| name | run-sql-validation |
| description | Generate and present SQL validation queries for a new or modified stored procedure. The user runs the queries against RDS and reports results back. |
| metadata | {"author":"cascadian-gamers","version":"1.0"} |
Run SQL Validation
Generate and present SQL validation queries for a new or modified stored procedure. The user runs the queries against RDS and reports results back.
Input
A stored procedure name or file path (e.g., "GetTopDonors" or "Database/StoredProcedure_GetTopDonors.sql").
Process
Phase 1: Read the Proc
- Find and read the stored procedure file from
Database/.
- Identify: parameters, JOINs, WHERE filters, GROUP BY, ORDER BY, aggregations.
Phase 2: Generate Validation Queries
Generate numbered queries in order of diagnostic value:
- Basic execution — call the proc with no optional filters (all defaults). Confirms it runs and returns data.
- Filtered execution — call with each optional parameter individually. Confirms filters work.
- Data existence —
SELECT COUNT(*) on the primary tables to confirm data is present.
- JOIN integrity —
SELECT TOP 5 with the proc's JOIN to confirm relationships exist.

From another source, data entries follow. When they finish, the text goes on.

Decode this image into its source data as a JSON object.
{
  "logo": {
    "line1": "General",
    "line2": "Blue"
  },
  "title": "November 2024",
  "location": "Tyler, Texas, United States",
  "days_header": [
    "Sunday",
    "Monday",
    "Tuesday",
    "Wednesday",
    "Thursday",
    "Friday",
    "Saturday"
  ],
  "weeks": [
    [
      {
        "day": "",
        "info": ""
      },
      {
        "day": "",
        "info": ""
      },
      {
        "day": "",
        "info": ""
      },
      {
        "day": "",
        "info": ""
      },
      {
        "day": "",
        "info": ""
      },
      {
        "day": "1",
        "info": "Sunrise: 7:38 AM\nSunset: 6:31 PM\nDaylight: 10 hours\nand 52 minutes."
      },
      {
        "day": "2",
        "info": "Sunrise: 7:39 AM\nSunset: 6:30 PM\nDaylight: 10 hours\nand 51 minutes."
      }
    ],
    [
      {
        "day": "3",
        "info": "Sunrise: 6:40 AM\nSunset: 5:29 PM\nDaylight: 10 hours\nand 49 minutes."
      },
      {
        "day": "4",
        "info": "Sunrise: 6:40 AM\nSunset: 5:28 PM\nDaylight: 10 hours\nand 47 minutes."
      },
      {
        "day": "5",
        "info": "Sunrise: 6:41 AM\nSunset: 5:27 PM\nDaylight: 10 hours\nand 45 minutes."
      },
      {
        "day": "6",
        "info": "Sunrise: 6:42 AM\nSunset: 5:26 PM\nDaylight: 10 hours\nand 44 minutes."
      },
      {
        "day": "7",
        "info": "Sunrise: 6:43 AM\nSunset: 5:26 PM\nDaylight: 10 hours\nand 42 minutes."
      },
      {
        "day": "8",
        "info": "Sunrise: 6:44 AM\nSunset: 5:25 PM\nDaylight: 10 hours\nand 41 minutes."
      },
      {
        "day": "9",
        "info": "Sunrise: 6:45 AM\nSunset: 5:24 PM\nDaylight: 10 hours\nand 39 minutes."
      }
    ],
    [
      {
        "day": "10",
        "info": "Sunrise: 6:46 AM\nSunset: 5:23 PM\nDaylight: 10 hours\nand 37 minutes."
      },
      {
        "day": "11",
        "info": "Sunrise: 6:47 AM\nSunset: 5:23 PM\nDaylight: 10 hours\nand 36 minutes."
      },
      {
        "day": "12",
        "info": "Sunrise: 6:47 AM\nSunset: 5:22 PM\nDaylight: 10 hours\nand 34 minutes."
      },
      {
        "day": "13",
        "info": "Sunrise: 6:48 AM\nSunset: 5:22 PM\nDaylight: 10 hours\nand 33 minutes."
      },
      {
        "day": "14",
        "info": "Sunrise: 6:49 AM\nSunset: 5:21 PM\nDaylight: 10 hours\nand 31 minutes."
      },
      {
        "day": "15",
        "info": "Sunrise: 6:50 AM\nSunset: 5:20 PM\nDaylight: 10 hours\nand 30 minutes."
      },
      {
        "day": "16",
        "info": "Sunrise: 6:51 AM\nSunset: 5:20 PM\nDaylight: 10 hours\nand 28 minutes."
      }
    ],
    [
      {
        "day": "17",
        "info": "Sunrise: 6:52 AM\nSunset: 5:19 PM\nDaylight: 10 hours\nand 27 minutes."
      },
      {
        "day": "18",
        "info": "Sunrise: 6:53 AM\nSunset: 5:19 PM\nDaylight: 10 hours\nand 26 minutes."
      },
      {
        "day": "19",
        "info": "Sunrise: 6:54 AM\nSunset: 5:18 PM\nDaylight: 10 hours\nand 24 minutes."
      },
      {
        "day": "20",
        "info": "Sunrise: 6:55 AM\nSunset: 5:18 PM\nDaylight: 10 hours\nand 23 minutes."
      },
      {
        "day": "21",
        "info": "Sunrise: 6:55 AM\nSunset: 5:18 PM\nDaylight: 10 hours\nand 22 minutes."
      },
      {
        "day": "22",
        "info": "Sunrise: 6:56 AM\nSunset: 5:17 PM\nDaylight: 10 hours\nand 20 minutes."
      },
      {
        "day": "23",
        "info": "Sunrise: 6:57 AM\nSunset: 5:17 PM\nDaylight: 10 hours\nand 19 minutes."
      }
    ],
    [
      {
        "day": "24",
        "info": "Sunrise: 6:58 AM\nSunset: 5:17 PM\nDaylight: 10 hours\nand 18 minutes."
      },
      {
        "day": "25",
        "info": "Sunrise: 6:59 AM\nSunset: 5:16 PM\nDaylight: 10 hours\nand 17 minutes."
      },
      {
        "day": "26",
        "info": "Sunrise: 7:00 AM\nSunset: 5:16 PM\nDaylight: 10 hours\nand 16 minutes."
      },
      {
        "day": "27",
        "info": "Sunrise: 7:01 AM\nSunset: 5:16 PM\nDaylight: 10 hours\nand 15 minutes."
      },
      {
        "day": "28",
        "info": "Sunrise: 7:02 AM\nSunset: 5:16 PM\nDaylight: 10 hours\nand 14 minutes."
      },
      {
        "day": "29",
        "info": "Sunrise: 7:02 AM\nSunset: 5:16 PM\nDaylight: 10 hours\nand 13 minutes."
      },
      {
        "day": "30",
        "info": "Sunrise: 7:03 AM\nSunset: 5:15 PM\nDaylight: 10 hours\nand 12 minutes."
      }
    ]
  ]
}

- Filter aggressiveness — count rows before and after WHERE filters to confirm filters aren't excluding too much data.
- Edge cases — queries for known edge cases:
- NULL/empty values in filtered columns
- Boundary values for numeric parameters
- Cross-year data if the proc spans events
Present all queries to the user as a numbered list with explanations.
Phase 3: Collect and Analyze Results
As the user reports results:
- Confirm expected vs actual for each query
- Flag discrepancies (e.g., "proc returns $48K but raw SUM is $52K — $4K gap from excluded rows")
- Identify root causes for gaps
- Determine if gaps are acceptable or need fixes
Phase 4: Report
Present a validation summary:
| Query | Result | Status | Notes |
|-------|--------|--------|-------|
| #1 Basic exec | 10 rows returned | ✅ | Top donor $2,257 |
| #2 Participant filter | 10 rows for Keith Hodo | ✅ | Matches expected |
| #3 Data exists | 1,514 donations / 73 participants | ✅ | Sufficient data |
| #4 JOIN works | Donations linked to participants | ✅ | |
| #5 Filter check | 1,505/1,514 pass (9 excluded) | ✅ | Reasonable |
Rules
- Always start with the simplest query (just execute the proc) before diagnostic queries.
- Explain what each query is checking and why — the user is running these manually.
- Use the proc's actual table/column names, not generic placeholders.
- Compare aggregated results against raw
SELECT SUM/COUNT to catch exclusion gaps.
- If a gap is found, identify exactly which filter causes it and whether it's intentional.
- This skill is often chained from
validate-deployment Phase 4 when SQL changes are detected.
- Refer to the user as "The Brougham 22".